Tuesday, November 22, 2011

Deficient Reduction; politics versus policy

I've recently been writing on the ways that undue attention is paid to the politics of an issue, as opposed to actual policy outcomes. My first two examples came from the conservative end of the spectrum; namely Newt Gingrich and Tea Partiers cum environmental activists. Today I wanted to continue the theme, but with a different example.

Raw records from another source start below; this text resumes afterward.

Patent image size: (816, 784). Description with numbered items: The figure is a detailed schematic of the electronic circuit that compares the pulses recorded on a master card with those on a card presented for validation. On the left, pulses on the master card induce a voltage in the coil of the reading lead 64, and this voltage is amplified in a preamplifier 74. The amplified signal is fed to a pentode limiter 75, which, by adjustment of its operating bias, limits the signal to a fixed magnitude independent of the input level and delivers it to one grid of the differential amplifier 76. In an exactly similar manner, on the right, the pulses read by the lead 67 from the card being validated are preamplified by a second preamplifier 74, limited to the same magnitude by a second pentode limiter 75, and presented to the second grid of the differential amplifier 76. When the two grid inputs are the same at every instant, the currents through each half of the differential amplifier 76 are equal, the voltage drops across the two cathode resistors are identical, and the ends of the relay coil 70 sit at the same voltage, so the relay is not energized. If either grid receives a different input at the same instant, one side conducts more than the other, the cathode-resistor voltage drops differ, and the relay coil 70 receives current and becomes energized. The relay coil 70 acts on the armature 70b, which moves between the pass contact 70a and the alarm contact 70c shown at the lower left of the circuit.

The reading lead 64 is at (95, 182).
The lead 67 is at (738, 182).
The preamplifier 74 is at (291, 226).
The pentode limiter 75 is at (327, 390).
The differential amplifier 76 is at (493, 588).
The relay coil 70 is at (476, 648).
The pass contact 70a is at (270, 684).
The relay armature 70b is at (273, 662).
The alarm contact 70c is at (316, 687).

First, a primer: out of this summer's debt ceiling debate/hostage crisis, a Joint Select Committee on Deficit Reduction was created as a compromise. The basic goal of the committee was to produce a plan the reduced the federal budget deficit by $1.5 trillion dollars over a ten-year period. If the committee failed to produce a bipartisan plan that could be scored by the Congressional Budget Office (a process that takes about 48 hours) before Thanksgiving, then automatic cuts of $1.2 trillion would go into effect. This is refereed to as “the trigger,” although technically it is a process called “sequestration.” At any rate, the automatic cuts where designed to do two things. First, the trigger itself is combination of defense and domestic spending cuts. This was supposed to give the Democrats and Republicans on the committee equal incentive to agree on a compromise. Second, in the event the committee suffered political deadlock, the deficit would still be reduced; albeit in a way that is somewhat draconian, yet also with political coverage for both parties.

So, a spoiler-alert for those who have more important things to do than follow politics all day: The JSC failed to produce a bi-partisan plan. Quite a bit a the political horse-race news coverage is devoted to the implications of it's failure.

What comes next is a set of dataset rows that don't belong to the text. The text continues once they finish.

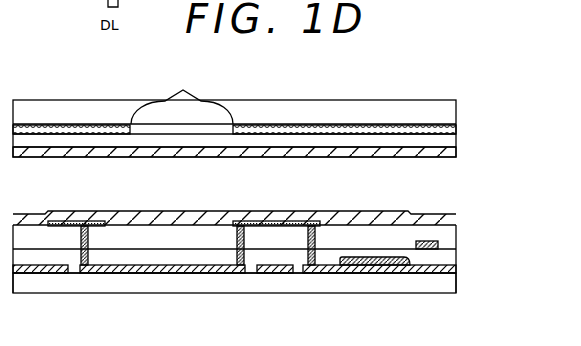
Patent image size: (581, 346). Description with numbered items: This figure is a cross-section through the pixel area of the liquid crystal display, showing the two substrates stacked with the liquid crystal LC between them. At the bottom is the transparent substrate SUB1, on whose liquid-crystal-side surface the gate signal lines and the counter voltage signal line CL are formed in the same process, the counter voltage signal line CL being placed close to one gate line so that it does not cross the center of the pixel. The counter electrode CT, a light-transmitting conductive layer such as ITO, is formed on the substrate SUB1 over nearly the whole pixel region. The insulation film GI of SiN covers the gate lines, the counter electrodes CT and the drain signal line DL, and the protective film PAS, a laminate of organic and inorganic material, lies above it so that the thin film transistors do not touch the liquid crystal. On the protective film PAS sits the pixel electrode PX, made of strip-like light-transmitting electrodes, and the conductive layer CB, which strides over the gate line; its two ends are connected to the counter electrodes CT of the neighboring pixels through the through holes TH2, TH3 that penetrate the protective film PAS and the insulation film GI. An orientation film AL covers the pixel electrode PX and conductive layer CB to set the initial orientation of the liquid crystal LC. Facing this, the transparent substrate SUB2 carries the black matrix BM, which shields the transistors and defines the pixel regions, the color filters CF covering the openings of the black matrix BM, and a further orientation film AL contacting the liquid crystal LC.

The transparent substrate SUB2 is at (457, 108).
The color filter CF is at (452, 141).
The black matrix BM is at (183, 90).
The orientation film AL is at (450, 152).
The liquid crystal LC is at (447, 203).
The protective film PAS is at (450, 237).
The insulation film GI is at (447, 262).
The transparent substrate SUB1 is at (447, 283).
The pixel electrode PX is at (150, 213).
The conductive layer CB is at (50, 211).
The third through hole TH3 is at (90, 238).
The second through hole TH2 is at (235, 236).
The drain signal line DL is at (430, 240).
The counter electrode CT is at (133, 275).
The counter voltage signal line CL is at (415, 275).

With this, I wanted to highlight Matthew Yglesias' very smart piece on how the JSC's failure is a victory for those who prioritize deficient reduction, and why the emphasis on “bi-partisanship” over actual policy outcomes is absurd. Specifically, Yglesias writes that news “is being termed a “failure,” and by the standards of D.C.’s fetishization of bipartisanship, it is one. But in terms of deficit reduction, failure is actually better than success.” (emphasis mine – JMG)

This is a re-occurrence of the basic theme I have been trying to emphasize: a large and disproportionate segment of politics and political media is concerned with the political optics of an issue or event that it is with the actual outcomes of it. Read Yglesias' piece and you'll understand, from a pure deficit-hawk point of view, the failure of the JSC is the best possible outcome. Whether the outcome is coded as “partisan” or “bi-partisan” shouldn't matter.